Sunshine this morning, so I clambered into my car and drove up the A14 to Cambridge.  Only one broken down lorry at Sproughton to delay traffic – police coned off one lane, causing tailbacks.  More noticeable is the atrocious state of the roads, worn threadbare and rutted with lack of maintenance.  I drive on past Cambridge to the M11 junction, drop down towards London two junctions, and come off with the tower of the University Library in sight.  Then a drive through fields, then along a leafy road or two between agreeable large houses of the early twentieth century, down to West Road and into the car park where I even manage to find a space.  Normally I have to park by the side of the road!

Into the library, swiping my card as I go to operate the turnstyle.  Up to the catalogue room, and a search for Le Monde Copte sends me to South Wing Floor 3.  A look at the article tells me that it is of little interest.  Down to the machine room on the ground floor to look for Bishop Samuel al Suryani’s edition or translation of Abu Makarim; in vain.  The Newton catalogue behaves erratically, as ever, refusing to give results that I know it has.  But I do find an entry for “Tawaḍrūs, Ṣamūʾīl, 1911-” as author of a “Guide to ancient Coptic churches & monasteries in Upper Egypt / by Samuel al Syriany, Badii Habib”, 1990.  Seems to be Arabic language, tho.

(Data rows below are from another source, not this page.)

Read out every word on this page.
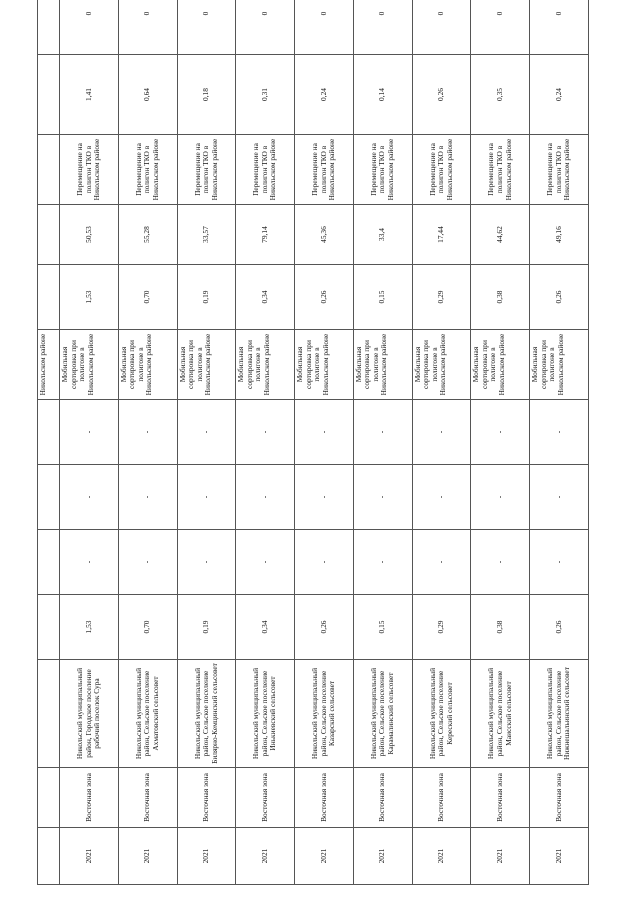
							Никольском районе					
2021	Восточная зона	Никольский муниципальный район, Городское поселение рабочий поселок Сура	1,53	-	-	-	Мобильная сортировка при полигоне в Никольском районе	1,53	50,53	Перемещение на полигон ТКО в Никольском районе	1,41	0
2021	Восточная зона	Никольский муниципальный район, Сельское поселение Ахматовский сельсовет	0,70	-	-	-	Мобильная сортировка при полигоне в Никольском районе	0,70	55,28	Перемещение на полигон ТКО в Никольском районе	0,64	0
2021	Восточная зона	Никольский муниципальный район, Сельское поселение Билярно-Кемцинский сельсовет	0,19	-	-	-	Мобильная сортировка при полигоне в Никольском районе	0,19	33,57	Перемещение на полигон ТКО в Никольском районе	0,18	0
2021	Восточная зона	Никольский муниципальный район, Сельское поселение Инькиевский сельсовет	0,34	-	-	-	Мобильная сортировка при полигоне в Никольском районе	0,34	79,14	Перемещение на полигон ТКО в Никольском районе	0,31	0
2021	Восточная зона	Никольский муниципальный район, Сельское поселение Казарский сельсовет	0,26	-	-	-	Мобильная сортировка при полигоне в Никольском районе	0,26	45,36	Перемещение на полигон ТКО в Никольском районе	0,24	0
2021	Восточная зона	Никольский муниципальный район, Сельское поселение Карамалинский сельсовет	0,15	-	-	-	Мобильная сортировка при полигоне в Никольском районе	0,15	33,4	Перемещение на полигон ТКО в Никольском районе	0,14	0
2021	Восточная зона	Никольский муниципальный район, Сельское поселение Кереский сельсовет	0,29	-	-	-	Мобильная сортировка при полигоне в Никольском районе	0,29	17,44	Перемещение на полигон ТКО в Никольском районе	0,26	0
2021	Восточная зона	Никольский муниципальный район, Сельское поселение Маисский сельсовет	0,38	-	-	-	Мобильная сортировка при полигоне в Никольском районе	0,38	44,62	Перемещение на полигон ТКО в Никольском районе	0,35	0
2021	Восточная зона	Никольский муниципальный район, Сельское поселение Нижнешальинский сельсовет	0,26	-	-	-	Мобильная сортировка при полигоне в Никольском районе	0,26	49,16	Перемещение на полигон ТКО в Никольском районе	0,24	0
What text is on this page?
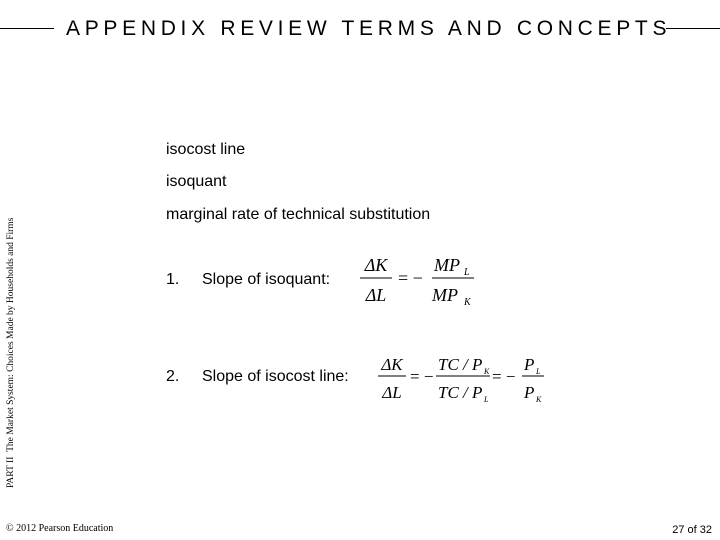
APPENDIX REVIEW TERMS AND CONCEPTS
PART II  The Market System: Choices Made by Households and Firms
isocost line
isoquant
marginal rate of technical substitution
1. Slope of isoquant:
ΔK
ΔL
= −
MP L
MP K
2. Slope of isocost line:
ΔK
ΔL
= −
TC / P K
TC / P L
= −
P L
P K
© 2012 Pearson Education	27 of 32
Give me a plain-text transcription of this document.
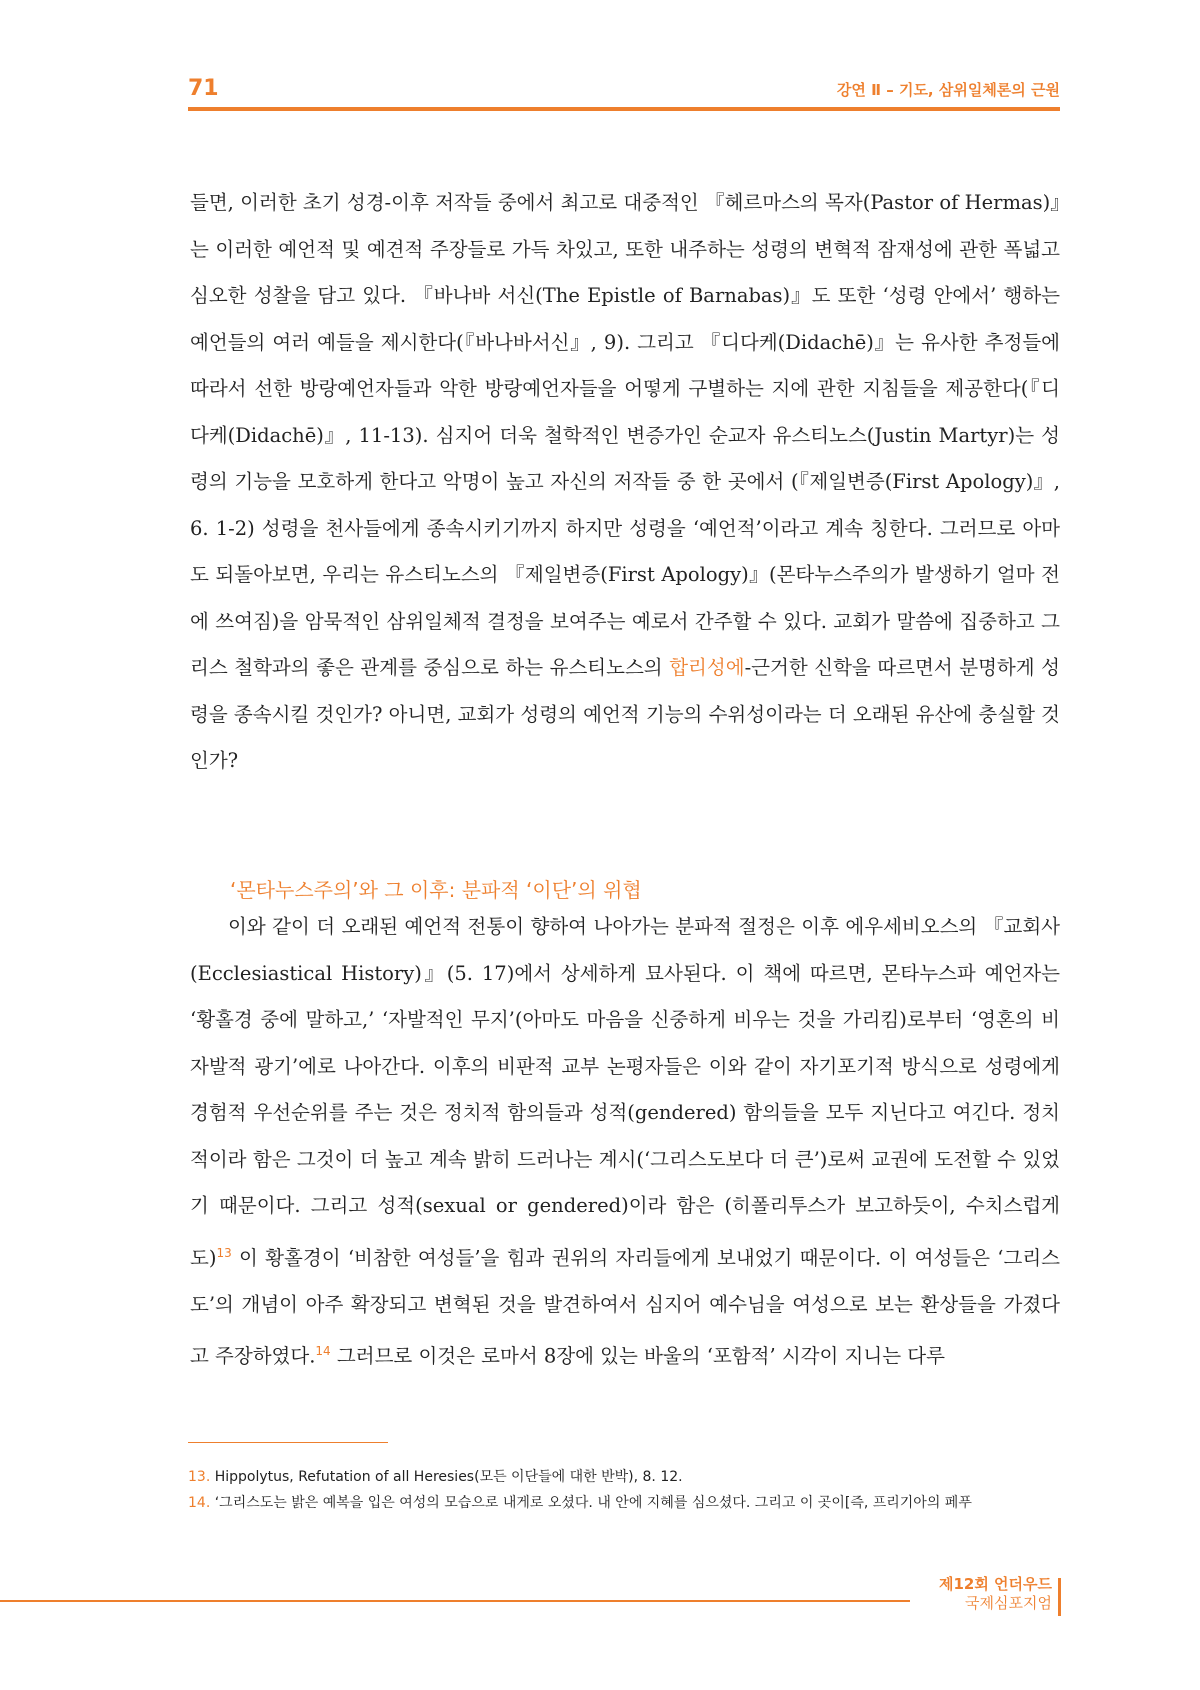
71	강연 Ⅱ – 기도, 삼위일체론의 근원

들면, 이러한 초기 성경-이후 저작들 중에서 최고로 대중적인 『헤르마스의 목자(Pastor of Hermas)』는 이러한 예언적 및 예견적 주장들로 가득 차있고, 또한 내주하는 성령의 변혁적 잠재성에 관한 폭넓고 심오한 성찰을 담고 있다. 『바나바 서신(The Epistle of Barnabas)』도 또한 ‘성령 안에서’ 행하는 예언들의 여러 예들을 제시한다(『바나바서신』, 9). 그리고 『디다케(Didachē)』는 유사한 추정들에 따라서 선한 방랑예언자들과 악한 방랑예언자들을 어떻게 구별하는 지에 관한 지침들을 제공한다(『디다케(Didachē)』, 11-13). 심지어 더욱 철학적인 변증가인 순교자 유스티노스(Justin Martyr)는 성령의 기능을 모호하게 한다고 악명이 높고 자신의 저작들 중 한 곳에서 (『제일변증(First Apology)』, 6. 1-2) 성령을 천사들에게 종속시키기까지 하지만 성령을 ‘예언적’이라고 계속 칭한다. 그러므로 아마도 되돌아보면, 우리는 유스티노스의 『제일변증(First Apology)』(몬타누스주의가 발생하기 얼마 전에 쓰여짐)을 암묵적인 삼위일체적 결정을 보여주는 예로서 간주할 수 있다. 교회가 말씀에 집중하고 그리스 철학과의 좋은 관계를 중심으로 하는 유스티노스의 합리성에-근거한 신학을 따르면서 분명하게 성령을 종속시킬 것인가? 아니면, 교회가 성령의 예언적 기능의 수위성이라는 더 오래된 유산에 충실할 것인가?

‘몬타누스주의’와 그 이후: 분파적 ‘이단’의 위협

이와 같이 더 오래된 예언적 전통이 향하여 나아가는 분파적 절정은 이후 에우세비오스의 『교회사(Ecclesiastical History)』(5. 17)에서 상세하게 묘사된다. 이 책에 따르면, 몬타누스파 예언자는 ‘황홀경 중에 말하고,’ ‘자발적인 무지’(아마도 마음을 신중하게 비우는 것을 가리킴)로부터 ‘영혼의 비자발적 광기’에로 나아간다. 이후의 비판적 교부 논평자들은 이와 같이 자기포기적 방식으로 성령에게 경험적 우선순위를 주는 것은 정치적 함의들과 성적(gendered) 함의들을 모두 지닌다고 여긴다. 정치적이라 함은 그것이 더 높고 계속 밝히 드러나는 계시(‘그리스도보다 더 큰’)로써 교권에 도전할 수 있었기 때문이다. 그리고 성적(sexual or gendered)이라 함은 (히폴리투스가 보고하듯이, 수치스럽게도)$^{13}$ 이 황홀경이 ‘비참한 여성들’을 힘과 권위의 자리들에게 보내었기 때문이다. 이 여성들은 ‘그리스도’의 개념이 아주 확장되고 변혁된 것을 발견하여서 심지어 예수님을 여성으로 보는 환상들을 가졌다고 주장하였다.$^{14}$ 그러므로 이것은 로마서 8장에 있는 바울의 ‘포함적’ 시각이 지니는 다루

13. Hippolytus, Refutation of all Heresies(모든 이단들에 대한 반박), 8. 12.
14. ‘그리스도는 밝은 예복을 입은 여성의 모습으로 내게로 오셨다. 내 안에 지혜를 심으셨다. 그리고 이 곳이[즉, 프리기아의 페푸
제12회 언더우드
국제심포지엄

The university library building is well designed, built of brick and obviously intended to resemble an Italian palazzo, or so the architects model in the foyer indicates.  I suspect the university was less impressed by the somewhat forbidding appearance that they actually got.  Gothic is the only style that looks good in the rain, in my experience.

I still have a bunch of books rejected in Oxford in the boot of my car.  I wonder if Oxfam in Cambridge will take them and find homes for them?  But it is quite a way from the library on foot into town!